Control of Manufacturing Costs
Manufacturing facilities housing final sterile formulation and filling processing steps for parenteral products that are designed to accommodate the sterile control methodologies of aseptic processing cost on the order of $700 - $900 per square foot. While this cost per square foot represents a high dollar value, sterile formulation and filling facilities—being on the order of 15,000 to 25,000 sq ft— are typically not as large as bulk production facilities. Therefore, the overall cost of the facility is manageable. On the other hand, the design of large bulk production facilities that can accommodate the manufacture of today’s bulk biological active ingredients are commonly on the order of 80,000 to 200,000 sq ft. Therefore, if the same aseptic control methodologies are designed into these large facilities that are found in sterile filling facilities, total costs on the order of $60 million to $170 million can result. In some circumstances, several large production facilities are required in order to produce the final bulk sterile active ingredient due to the need for large-scale cell culture or fermentation manufacturing, along with downstream isolation and purification steps of the process. These multi-building facilities can cost up to $700 - $800 million to design and construct.

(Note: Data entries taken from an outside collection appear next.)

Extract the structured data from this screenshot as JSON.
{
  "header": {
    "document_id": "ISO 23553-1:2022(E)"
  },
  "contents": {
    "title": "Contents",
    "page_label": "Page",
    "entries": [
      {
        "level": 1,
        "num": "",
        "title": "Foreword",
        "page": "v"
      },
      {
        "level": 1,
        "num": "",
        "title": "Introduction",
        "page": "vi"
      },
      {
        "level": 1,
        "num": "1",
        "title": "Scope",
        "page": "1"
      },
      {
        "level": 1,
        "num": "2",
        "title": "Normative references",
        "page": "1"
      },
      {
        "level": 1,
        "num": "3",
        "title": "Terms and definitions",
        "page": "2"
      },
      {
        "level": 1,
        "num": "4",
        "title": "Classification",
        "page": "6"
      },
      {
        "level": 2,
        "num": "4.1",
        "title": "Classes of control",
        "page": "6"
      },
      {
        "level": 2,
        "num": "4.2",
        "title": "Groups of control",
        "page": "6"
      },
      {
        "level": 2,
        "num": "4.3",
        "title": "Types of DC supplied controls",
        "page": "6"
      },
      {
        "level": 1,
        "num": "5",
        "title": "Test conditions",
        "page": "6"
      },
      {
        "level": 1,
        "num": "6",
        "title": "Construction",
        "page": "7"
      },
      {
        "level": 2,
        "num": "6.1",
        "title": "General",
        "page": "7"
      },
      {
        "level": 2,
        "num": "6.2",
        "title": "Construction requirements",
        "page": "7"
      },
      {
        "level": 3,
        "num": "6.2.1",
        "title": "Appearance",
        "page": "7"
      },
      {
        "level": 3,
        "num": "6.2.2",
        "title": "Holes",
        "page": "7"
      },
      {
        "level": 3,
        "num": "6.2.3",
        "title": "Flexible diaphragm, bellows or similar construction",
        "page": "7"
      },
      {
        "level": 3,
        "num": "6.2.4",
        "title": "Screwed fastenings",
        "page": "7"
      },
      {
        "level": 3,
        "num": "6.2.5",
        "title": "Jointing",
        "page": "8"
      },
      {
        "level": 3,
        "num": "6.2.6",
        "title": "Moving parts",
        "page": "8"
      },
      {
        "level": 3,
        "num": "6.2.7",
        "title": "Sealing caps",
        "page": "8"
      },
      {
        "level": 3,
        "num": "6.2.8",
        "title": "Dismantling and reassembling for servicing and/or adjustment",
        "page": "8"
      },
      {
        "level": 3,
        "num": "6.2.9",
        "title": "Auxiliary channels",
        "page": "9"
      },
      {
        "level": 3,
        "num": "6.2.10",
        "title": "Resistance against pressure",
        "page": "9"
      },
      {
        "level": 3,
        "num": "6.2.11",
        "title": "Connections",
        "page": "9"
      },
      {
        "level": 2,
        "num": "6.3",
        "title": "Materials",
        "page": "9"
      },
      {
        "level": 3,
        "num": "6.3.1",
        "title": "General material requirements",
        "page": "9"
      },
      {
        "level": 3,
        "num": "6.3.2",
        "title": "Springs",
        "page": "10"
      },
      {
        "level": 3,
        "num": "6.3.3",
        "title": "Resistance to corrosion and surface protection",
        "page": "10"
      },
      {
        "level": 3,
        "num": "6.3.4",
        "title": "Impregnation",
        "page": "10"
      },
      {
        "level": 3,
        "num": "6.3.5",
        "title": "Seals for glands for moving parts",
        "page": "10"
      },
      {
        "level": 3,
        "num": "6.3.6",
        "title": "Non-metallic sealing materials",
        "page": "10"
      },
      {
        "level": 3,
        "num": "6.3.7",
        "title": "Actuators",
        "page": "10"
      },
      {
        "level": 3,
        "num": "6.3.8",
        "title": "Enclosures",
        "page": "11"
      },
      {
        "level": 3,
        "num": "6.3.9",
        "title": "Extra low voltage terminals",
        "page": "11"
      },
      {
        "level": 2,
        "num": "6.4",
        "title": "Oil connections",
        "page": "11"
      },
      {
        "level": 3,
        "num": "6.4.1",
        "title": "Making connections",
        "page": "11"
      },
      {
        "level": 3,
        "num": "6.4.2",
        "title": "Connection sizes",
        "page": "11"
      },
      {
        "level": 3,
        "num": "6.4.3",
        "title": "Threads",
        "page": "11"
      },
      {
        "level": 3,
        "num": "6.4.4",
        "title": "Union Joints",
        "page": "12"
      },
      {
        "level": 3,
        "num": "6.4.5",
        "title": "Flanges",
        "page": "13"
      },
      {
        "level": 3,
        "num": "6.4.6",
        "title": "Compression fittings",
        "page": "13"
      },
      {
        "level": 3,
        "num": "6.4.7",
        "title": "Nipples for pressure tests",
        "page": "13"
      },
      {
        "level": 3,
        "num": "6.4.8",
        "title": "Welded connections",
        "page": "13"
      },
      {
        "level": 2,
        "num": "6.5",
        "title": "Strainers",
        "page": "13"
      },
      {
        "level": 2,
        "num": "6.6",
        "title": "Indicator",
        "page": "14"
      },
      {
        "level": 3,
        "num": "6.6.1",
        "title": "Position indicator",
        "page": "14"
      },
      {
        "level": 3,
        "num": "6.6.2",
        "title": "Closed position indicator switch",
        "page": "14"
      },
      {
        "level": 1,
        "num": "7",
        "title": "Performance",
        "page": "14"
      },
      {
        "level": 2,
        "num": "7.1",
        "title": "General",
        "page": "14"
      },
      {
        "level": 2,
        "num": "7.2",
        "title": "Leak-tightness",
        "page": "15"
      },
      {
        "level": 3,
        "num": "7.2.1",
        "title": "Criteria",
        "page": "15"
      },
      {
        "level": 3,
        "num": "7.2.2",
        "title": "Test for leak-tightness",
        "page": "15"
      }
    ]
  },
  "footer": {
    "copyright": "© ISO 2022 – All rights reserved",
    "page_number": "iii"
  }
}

It is clear to see that the cost of such facilities designed to accommodate aseptic processing as found in the manufacture of sterile final product forms is exceptionally high. Such high initial capital expenditures and operating costs drives the price of the final sterile biologic product form significantly high. Therefore, in order to manage the production costs of new mass marketed biotechnology-derived products, manufacturers must establish control of their bulk operations based on the principle of “clean manufacturing,” rather than aseptic processing common to sterile manufacturing operations.